Cara bertani ini menghubungkan mereka dengan lingkungan tempat mereka hidup sebagai bagian dari sistem ekologi, mempersiapkan masa depan yang bertanggung jawab dengan mempertahankan kebaikan tanah, serta latihan kesabaran melalui perawatan tanaman yang membutuhkan ketekunan dan ketelitian. “Pertanian organik juga tidak membunuh hama dan musuh tanaman, melainkan mengusirnya dengan cara alami,” katanya.

Memang tak semua siswa bisa diubah perilakunya. Ada siswa yang harus dipulangkan ke daerah asal karena masih mengonsumsi minuman keras. “Kita tidak menoleransi hal itu,” kata Retno Yuli Christyawati, Koordinator Pemasaran.

Mengubah sikap dan perilaku itu, kata Retno, membutuhkan kesabaran dan ketelitian. “Di sini bukan karantina. Setelah pukul 16.00 mereka merdeka. Baru masuk lagi ke asrama pukul 21.00 malam. Meski begitu, ada pengawasan dari satpam hingga ketua RT di sini,” tutur Retno.

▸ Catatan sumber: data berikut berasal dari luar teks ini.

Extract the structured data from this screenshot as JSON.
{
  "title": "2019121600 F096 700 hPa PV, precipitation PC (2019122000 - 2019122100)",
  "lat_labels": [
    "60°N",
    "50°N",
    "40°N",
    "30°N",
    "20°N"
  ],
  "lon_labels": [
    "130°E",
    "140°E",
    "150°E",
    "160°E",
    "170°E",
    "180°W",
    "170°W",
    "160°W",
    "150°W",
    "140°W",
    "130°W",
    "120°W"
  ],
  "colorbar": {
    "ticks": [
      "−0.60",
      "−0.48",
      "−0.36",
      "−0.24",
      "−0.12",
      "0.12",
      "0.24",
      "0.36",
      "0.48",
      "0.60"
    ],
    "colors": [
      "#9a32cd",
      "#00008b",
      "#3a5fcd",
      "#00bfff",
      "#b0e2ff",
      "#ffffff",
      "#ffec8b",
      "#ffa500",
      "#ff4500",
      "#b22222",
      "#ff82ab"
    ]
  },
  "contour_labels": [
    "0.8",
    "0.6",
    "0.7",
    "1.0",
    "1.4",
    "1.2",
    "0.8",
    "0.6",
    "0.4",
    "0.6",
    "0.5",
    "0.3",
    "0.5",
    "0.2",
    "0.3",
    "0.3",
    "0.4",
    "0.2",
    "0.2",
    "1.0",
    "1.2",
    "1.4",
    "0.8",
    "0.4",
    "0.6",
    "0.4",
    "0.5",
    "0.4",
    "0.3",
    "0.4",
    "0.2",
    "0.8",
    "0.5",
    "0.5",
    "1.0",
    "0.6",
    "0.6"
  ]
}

Dalam program ini, anak-anak didik tidak hanya diajarkan perawatan taman hingga panen, tapi juga bagaimana memasarkan produk dan menghadapi keluhan konsumen. “Saya mengajarkan kejujuran. Sepeser pun tak boleh hilang,” kata Retno. Dengan berbekal kejujuran, seorang anak didik The Learning Farm bisa mendapatkan posisi yang dipercaya atasannya.

Dengan metode pembelajaran seperti ini, kelak Erianto yang saat ini baru belajar selama sebulan tampaknya bisa memenuhi keinginannya membahagiakan orang tuanya.

Anak berusia 15 tahun ini dikeluarkan dari sekolahnya karena ikut menghancurkan sebuah bus. Tapi, ia yang tak lagi beribu dan kerap diabaikan ayahnya ini masih menyimpan cita-cita. “Saya ingin mandiri,” katanya.

Ada pula Priyanto yang lulus SMP pada 2006 tapi tak melanjutkan sekolahnya karena kekurangan biaya, bisa mewujudkan keinginannya menjadi guru. Ia dulu adalah seorang anak jalanan yang tak suka bertani meski orang tuanya punya sedikit lahan. Ia lebih suka bekerja sebagai kuli bangunan, atau mengamen untuk membeli makanan atau rokok.

“Kalau ada band manggung, saya ngumpulin duit buat nonton,” katanya. Tapi kini ia sudah bisa berkata bahwa hal-hal semacam itu tak lagi ada gunanya. “Yang penting sekarang adalah masa depan. Saya ingin memanfaatkan lahan orang tua. Moga-moga bermanfaat,” katanya.

Untuk mendukung cita-cita anak-anak tersebut, Charity Premiere 'The Lady'” akan digelar di Studio 21 Epicentrum, Kuningan, Jakarta, Minggu (25/3). Dalam kesempatan itu, Michelle Yeoh yang berperan sebagai Aung San Suu Kyi akan hadir mendukung pengumpulan dana bagi kegiatan The Learning Farm ini.